You will, however, need to have the following things installed.
(Optional) virtualenv
Step One - Clone the Repo¶
git clone https://github.com/jszym/ppi.bio ppi_bio
Step Two - Set-up your environment¶
Optionally begin by creating a virtual environment for RAPPPID Online
python -m virtualenv venv
source venv/bin/activate
Install all the required packages using pip.
cd ppi_bio
python -m pip install -r requirements.txt
Step Three - Configure your .env
file¶
We need to configure the local deployment using a .env
located in the rapppid_org
directory.
There is a handy example .env
file distributed with the PPI.bio code base. We can begin by
copying as so:
cp ppi_bio/.env.example ppi_bio/.env
Consult the configuration documentation for what to change in this file.

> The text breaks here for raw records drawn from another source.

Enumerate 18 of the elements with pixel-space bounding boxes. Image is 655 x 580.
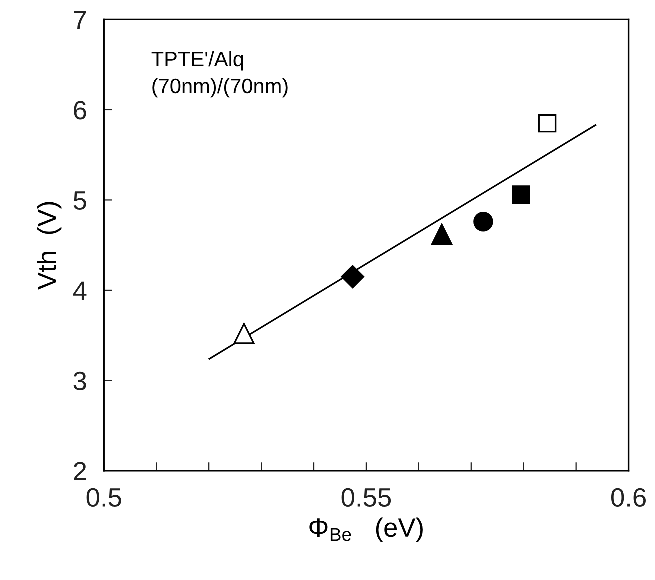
point	[341, 265, 364, 289]
point	[474, 212, 494, 232]
x-tick-label: 0.5	[86, 488, 122, 508]
y-tick-label: 5	[74, 192, 86, 210]
y-axis-title: Vth (V)	[37, 202, 62, 290]
point	[512, 186, 530, 204]
y-tick-label: 2	[74, 462, 86, 481]
text: Φ$_{Be}$ (eV)	[310, 518, 423, 542]
annotation: TPTE'/Alq (70nm)/(70nm)	[152, 51, 288, 98]
point	[431, 224, 453, 246]
x-tick-label: 0.6	[611, 488, 646, 508]
point	[234, 323, 255, 344]
x-tick-label: 0.55	[342, 488, 392, 508]
point	[538, 114, 557, 133]
y-tick-label: 6	[74, 101, 86, 120]
y-tick-label: 7	[74, 11, 86, 30]
y-tick-label: 4	[73, 282, 87, 300]
y-tick-label: 3	[74, 372, 86, 391]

Step Four - Migrate the Database¶
Next, we need to migrate our database, which will create all the tables we need. To do so, run
python manage.py migrate
Step Five - Create your admin account¶
We’ll be using the admin interface in a minute, so we’ll need to create an admin account to log into. That’s easy to do with the following one-liner:
python manage.py createsuperuser
Then, just follow the on-screen instructions.
Step Six - Run the job runner¶
RAPPPID Online requires that, in a separate process, the Django Q job runner is running to process all the long-running ML tasks.
Open up another terminal window/tab and run the following:
python manage.py qcluster
Step Seven - Seed the database¶
Warning
This can take a long time, depending on the species.
We will need to download and load the UniProt cDNA protein sequences for the organisms you wish to make proteome predictions. Type in the following command:
python manage.py proteome_seed 9606
9606 is the NCBI taxon code for humans, and so this command seeds the database with human protein sequences. To do so
for other sequences, you will first need to create an Organism
object that corresponds to your desired species. You
can do this in the admin panel.
Step Eight - Precompute the INTREPPPID/RAPPPID embeddings¶
Warning
This is even longer than the previous step. It can take even longer than a day on under-powered laptops or servers. What I’ve had to do on PPI.bio is compute the embeddings on a faster desktop computer, dump the database to an SQL file, and then restore the database on the PPI.bio server.
Warning
Do not run this before the last step is complete. Otherwise, it’ll quit early and you’ll have a bunch of proteins without their corresponding INTREPPPID/RAPPPID vectors.
In order to make proteome-wide predictions, PPI.bio will need to pre-compute the vectors for the protein sequences in the database. To do this, run the following command:
python manage.py proteome_embed 9606 distinct-stylishly
This will pre-compute the embeddings for all the human sequences using the “nest-much” weights. The “nest-much” weights come installed out-of-the-box, and are trained on Human PPI data from the v11.5 of the STRING database.
You can install other INTREPPPID/RAPPPID weights by adding a new Weights object through the Django Admin panel.
Step Six - Run the test server¶
You can run the test server locally with the following command:
python manage.py runserver
This will output a URL that you can visit to go to your PPI.bio server.